TEHRAN – National theater event “To Which Sin?” is being performed in several Iranian provinces to commemorate the Minab schoolchildren who lost their lives in joint attacks by the Zionist regime and the United States.
The initiative aims to bring together children and youth theater artists from across the country, Mair reported Monday.
The event, part of the Iran Together cultural campaign, commemorates the 40th day since the students’ martyrdom and is currently being held in 21 states. It begins Friday and is scheduled to continue until mid-April.
Under this initiative, children’s and youth theater groups from all over the country are performing the same play in honor of the students of Shajare Tayebeh School in Minab.
The event will feature approximately 220 performances by 21 selected theater companies in various cities over 10 days. Performances are held in different provinces and night gatherings, artistically depicting the sadness and innocence of Minab children, as well as reflecting the solidarity and empathy of the people and their families.

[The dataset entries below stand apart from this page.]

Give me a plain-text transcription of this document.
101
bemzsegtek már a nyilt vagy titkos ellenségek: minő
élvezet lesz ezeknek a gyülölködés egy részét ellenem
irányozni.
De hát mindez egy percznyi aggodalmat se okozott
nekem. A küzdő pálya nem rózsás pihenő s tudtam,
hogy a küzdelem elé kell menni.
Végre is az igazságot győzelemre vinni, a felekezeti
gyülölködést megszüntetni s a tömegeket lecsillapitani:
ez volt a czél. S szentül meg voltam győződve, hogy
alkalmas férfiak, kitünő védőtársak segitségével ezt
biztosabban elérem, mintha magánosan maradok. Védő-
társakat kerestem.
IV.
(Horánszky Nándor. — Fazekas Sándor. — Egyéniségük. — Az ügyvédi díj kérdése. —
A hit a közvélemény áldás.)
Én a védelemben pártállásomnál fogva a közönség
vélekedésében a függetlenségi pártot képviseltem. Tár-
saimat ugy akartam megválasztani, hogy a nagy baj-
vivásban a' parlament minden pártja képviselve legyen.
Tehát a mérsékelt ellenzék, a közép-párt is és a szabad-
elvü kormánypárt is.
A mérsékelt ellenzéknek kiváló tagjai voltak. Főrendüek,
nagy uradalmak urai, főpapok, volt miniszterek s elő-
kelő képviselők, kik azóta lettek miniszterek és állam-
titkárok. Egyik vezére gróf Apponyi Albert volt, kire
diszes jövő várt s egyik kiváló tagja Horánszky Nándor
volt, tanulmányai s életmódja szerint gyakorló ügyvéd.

Organizers say the event has received a great response from the public, with many performances taking place especially at the evening community gathering, creating an atmosphere of widespread empathy and support among the audience.
The theatrical event is part of the same broader artistic project organized by the Soore-e-Omid Institute, which previously presented a multilingual collection with the same title in Persian, Arabic and English. Together, these initiatives aim to honor the memory of the Minab schoolchildren and other children who were victims of the recent invasion of Iranian territory, and to express their innocence and suffering through various art forms.
While the first phase of the project used graphic posters and video works to amplify the voices of children killed in attacks by the Zionist regime and the United States, a new theatrical campaign expands that message into live performances in 21 states, turning the memorial into a national cultural movement.
On February 28, Shajare Tayebeh Girls’ Primary School in Minab, Hormozgan province, became the scene of a devastating massacre as the United States and Israel launched an offensive against Iran.
Dozens of girls and boys aged 7 to 12 were starting classes when the school was targeted by a missile attack, which collapsed the building and trapped the children and teachers under rubble. Iranian authorities said the final death toll was 168 people and at least 95 injured, making it one of the deadliest days of the conflict.
As images of the tragedy circulate on social media, U.S. and Israeli authorities try to distance themselves from the massacre, but detailed forensic and digital investigations paint a very different picture.
Analysis by Al Jazeera’s Digital Investigative Unit, using more than a decade of satellite imagery and recent video clips, reveals that the school is a distinctly different civilian facility, isolated from the adjacent military facility for at least a decade. Additionally, eyewitness testimony and satellite-based analysis confirmed that the school had been triple-tapped by three separate deliberate attacks, leaving no doubt as to the nature of the attacks.
The international community is faced with mounting evidence of responsibility for this atrocity, with investigations by major global news outlets such as The New York Times, BBC Verify, CBC, and NPR all concluding that the United States was responsible for the attack.
These findings raise fundamental questions about the intelligence used to justify the bombings, as the pattern of attacks suggests they directly targeted civilian educational institutions. The Minab School tragedy is now solemn evidence of the invasion’s enormous human cost and is the focus of those calling for international accountability.